En los ochenta tuvo otro estudio urbano, en la calle de la Primavera, esquinero con la Praza de San Marcial, muy luminoso para lo que permiten las nieblas de la ciudad. Era un lugar alto, apto para pintar, charlar, trasnochar y fantasear con la bohemia, pelearse consigo mismo y crecer. Tanto que se le fue haciendo pequeño: necesitaba más aire y espacio, para dar cabida a la soledad consigo mismo y a cuadros cada vez más grandes en los que volcar sus ansiedades y hallazgos. Acabó encontrando un pequeño pueblo semiabanadonado, cerca de Leiro, algo encaramado sobre sus magníficos viñedos, próximo a donde Graham Green pasó buenos ratos en sus últimos años, como deja traslucir en Monseñor Quijote (Edhasa, 1982).

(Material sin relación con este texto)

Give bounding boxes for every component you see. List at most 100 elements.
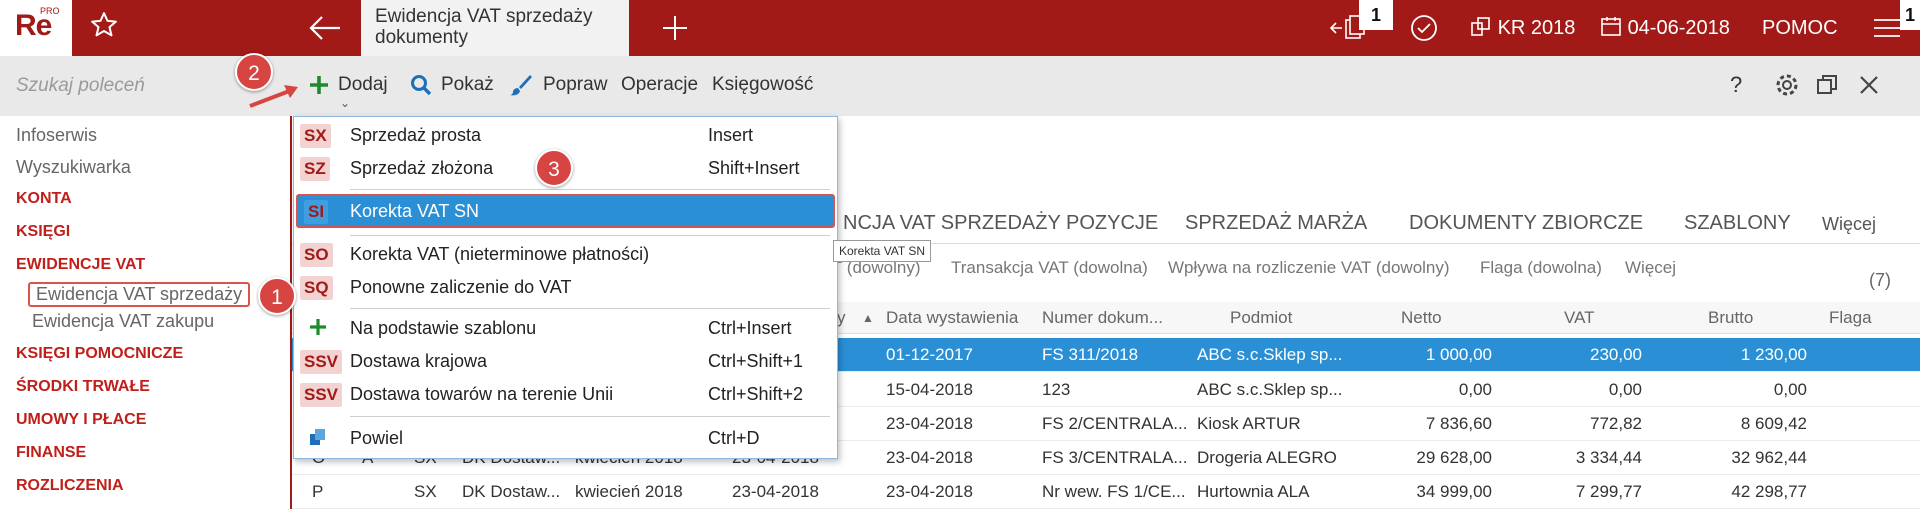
col-header-netto[interactable]: Netto [1401, 308, 1442, 328]
menu-item-na-podstawie-szablonu[interactable]: Na podstawie szablonu Ctrl+Insert [294, 313, 837, 345]
tab-szablony[interactable]: SZABLONY [1684, 212, 1791, 235]
cell-data: 01-12-2017 [886, 345, 973, 364]
operations-button[interactable]: Operacje [621, 74, 698, 96]
col-header-numer[interactable]: Numer dokum... [1042, 308, 1163, 328]
search-icon[interactable] [408, 72, 434, 98]
help-question-icon[interactable]: ? [1730, 72, 1742, 98]
edit-button[interactable]: Popraw [543, 74, 607, 96]
tab-sprzedaz-marza[interactable]: SPRZEDAŻ MARŻA [1185, 212, 1367, 235]
nav-ewidencje-vat[interactable]: EWIDENCJE VAT [16, 256, 145, 274]
nav-finanse[interactable]: FINANSE [16, 444, 86, 462]
template-plus-icon [304, 317, 332, 341]
filter-wplywa-na-rozliczenie[interactable]: Wpływa na rozliczenie VAT (dowolny) [1168, 258, 1450, 278]
menu-item-code: SSV [300, 350, 343, 374]
menu-item-label: Dostawa towarów na terenie Unii [350, 384, 614, 404]
tab-more[interactable]: Więcej [1822, 214, 1876, 235]
nav-infoserwis[interactable]: Infoserwis [16, 125, 97, 146]
nav-konta[interactable]: KONTA [16, 190, 72, 208]
notifications-badge: 1 [1359, 0, 1393, 30]
duplicate-icon [304, 427, 332, 451]
cell-symbol: SX [414, 482, 437, 501]
col-header-vat[interactable]: VAT [1564, 308, 1595, 328]
cell-data-operacji: 23-04-2018 [732, 482, 819, 501]
command-search-placeholder: Szukaj poleceń [16, 75, 145, 96]
menu-item-dostawa-unii[interactable]: SSV Dostawa towarów na terenie Unii Ctrl… [294, 379, 837, 411]
cell-netto: 7 836,60 [1425, 414, 1492, 433]
filter-flaga[interactable]: Flaga (dowolna) [1480, 258, 1602, 278]
menu-item-dostawa-krajowa[interactable]: SSV Dostawa krajowa Ctrl+Shift+1 [294, 346, 837, 378]
add-button[interactable]: Dodaj [338, 74, 388, 96]
settings-gear-icon[interactable] [1772, 70, 1802, 100]
nav-ewidencja-vat-zakupu[interactable]: Ewidencja VAT zakupu [32, 311, 214, 332]
add-plus-icon[interactable] [306, 72, 332, 98]
cell-vat: 772,82 [1590, 414, 1642, 433]
brush-icon[interactable] [508, 72, 534, 98]
show-button[interactable]: Pokaż [441, 74, 494, 96]
table-row[interactable]: P SX DK Dostaw... kwiecień 2018 23-04-20… [292, 475, 1920, 509]
col-header-podmiot[interactable]: Podmiot [1230, 308, 1292, 328]
date-selector[interactable]: 04-06-2018 [1600, 12, 1730, 44]
nav-srodki-trwale[interactable]: ŚRODKI TRWAŁE [16, 378, 150, 396]
cell-netto: 1 000,00 [1425, 345, 1492, 364]
col-header-y[interactable]: y [837, 308, 846, 328]
help-link[interactable]: POMOC [1762, 12, 1838, 44]
cell-status: P [312, 482, 324, 501]
nav-wyszukiwarka[interactable]: Wyszukiwarka [16, 157, 131, 178]
menu-item-label: Dostawa krajowa [350, 351, 488, 371]
accounting-button[interactable]: Księgowość [712, 74, 813, 96]
favorites-star-icon[interactable] [86, 10, 122, 46]
new-tab-plus-icon[interactable] [655, 10, 695, 46]
nav-ksiegi-pomocnicze[interactable]: KSIĘGI POMOCNICZE [16, 345, 183, 363]
filter-transakcja-vat[interactable]: Transakcja VAT (dowolna) [951, 258, 1148, 278]
date-label: 04-06-2018 [1627, 17, 1730, 39]
sort-up-icon[interactable]: ▲ [862, 311, 874, 325]
cell-numer: FS 3/CENTRALA... [1042, 448, 1188, 467]
menu-separator [350, 235, 830, 236]
tab-pozycje[interactable]: NCJA VAT SPRZEDAŻY POZYCJE [843, 212, 1158, 235]
col-header-flaga[interactable]: Flaga [1829, 308, 1872, 328]
filter-more[interactable]: Więcej [1625, 258, 1676, 278]
menu-item-label: Sprzedaż złożona [350, 158, 494, 178]
back-arrow-icon[interactable] [300, 8, 350, 48]
nav-umowy-i-place[interactable]: UMOWY I PŁACE [16, 411, 146, 429]
cell-vat: 230,00 [1590, 345, 1642, 364]
menu-separator [350, 416, 830, 417]
cell-vat: 0,00 [1608, 380, 1642, 399]
menu-item-label: Korekta VAT SN [350, 201, 480, 221]
cell-vat: 3 334,44 [1575, 448, 1642, 467]
menu-item-code: SX [300, 124, 331, 148]
close-window-icon[interactable] [1854, 70, 1884, 100]
restore-window-icon[interactable] [1812, 70, 1842, 100]
menu-item-sprzedaz-prosta[interactable]: SX Sprzedaż prosta Insert [294, 120, 837, 152]
cell-podmiot: Hurtownia ALA [1197, 482, 1310, 501]
menu-item-code: SO [300, 243, 333, 267]
cell-numer: FS 311/2018 [1042, 345, 1139, 364]
record-count: (7) [1869, 270, 1891, 290]
document-tab-title: Ewidencja VAT sprzedaży [375, 6, 593, 27]
nav-ewidencja-vat-sprzedazy[interactable]: Ewidencja VAT sprzedaży [28, 282, 251, 307]
nav-ksiegi[interactable]: KSIĘGI [16, 223, 70, 241]
menu-separator [350, 189, 830, 190]
hamburger-menu-icon[interactable] [1872, 12, 1902, 54]
menu-item-korekta-vat-sn[interactable]: SI Korekta VAT SN [296, 194, 835, 228]
tooltip: Korekta VAT SN [833, 240, 932, 262]
menu-item-label: Ponowne zaliczenie do VAT [350, 277, 572, 297]
check-circle-icon[interactable] [1408, 12, 1440, 54]
add-chevron-down-icon[interactable]: ⌄ [340, 96, 350, 110]
menu-item-code: SQ [300, 276, 333, 300]
col-header-brutto[interactable]: Brutto [1708, 308, 1753, 328]
menu-item-shortcut: Ctrl+Insert [708, 318, 792, 338]
menu-item-powiel[interactable]: Powiel Ctrl+D [294, 423, 837, 455]
document-tab[interactable]: Ewidencja VAT sprzedaży dokumenty [361, 0, 629, 56]
company-selector[interactable]: KR 2018 [1470, 12, 1575, 44]
app-logo[interactable]: Re PRO [0, 0, 72, 56]
menu-item-korekta-vat-nieterminowe[interactable]: SO Korekta VAT (nieterminowe płatności) [294, 239, 837, 271]
cell-brutto: 1 230,00 [1740, 345, 1807, 364]
menu-item-label: Sprzedaż prosta [350, 125, 482, 145]
nav-rozliczenia[interactable]: ROZLICZENIA [16, 477, 124, 495]
menu-item-ponowne-zaliczenie[interactable]: SQ Ponowne zaliczenie do VAT [294, 272, 837, 304]
top-bar: Re PRO Ewidencja VAT sprzedaży dokumenty… [0, 0, 1920, 56]
col-header-data[interactable]: Data wystawienia [886, 308, 1018, 328]
action-toolbar: Dodaj ⌄ Pokaż Popraw Operacje Księgowość… [292, 56, 1920, 116]
tab-dokumenty-zbiorcze[interactable]: DOKUMENTY ZBIORCZE [1409, 212, 1643, 235]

Allí rehabilitó €además de acomodar muchos de sus objetos de memoria predilectos: fósiles, mobiliario pop, Hollivood cinematográfico…€ un amplio espacio de trabajo muy propio de un marinero en tierra con ojos de niño. El añil y los recuerdos marinos son omnipresentes. Vigilan que la combinación creativa fluya cada vez con mayor libertad y capacidad de síntesis, en mezclas cada vez más complejas e inseparables y aparentemente contradictorias: abstracción y narratividad, delicadeza y brutalismo matérico; con temáticas siempre próximas a las grandes cuestiones que nos obsesionan a todos. Los gatos y los personajes más desvalidos de la zona están encantados y protegidos con la actividad de Vidal en el pueblo. Rosiña, su compañera, también. Aunque nadie sabe si será éste su puerto definitivo. Sueña en el vuelo, como muchos de los personajes que, al modo de Marc Chagall, pueblan sus poderosas pinturas. Y su carta de navegación apunta a que en algún lugar hay acordeones y saxos creadores de texturas sinestésicas, tan embrujadoras como las sirenas que quisieron atrapar a Ulises en su regreso a Ítaca.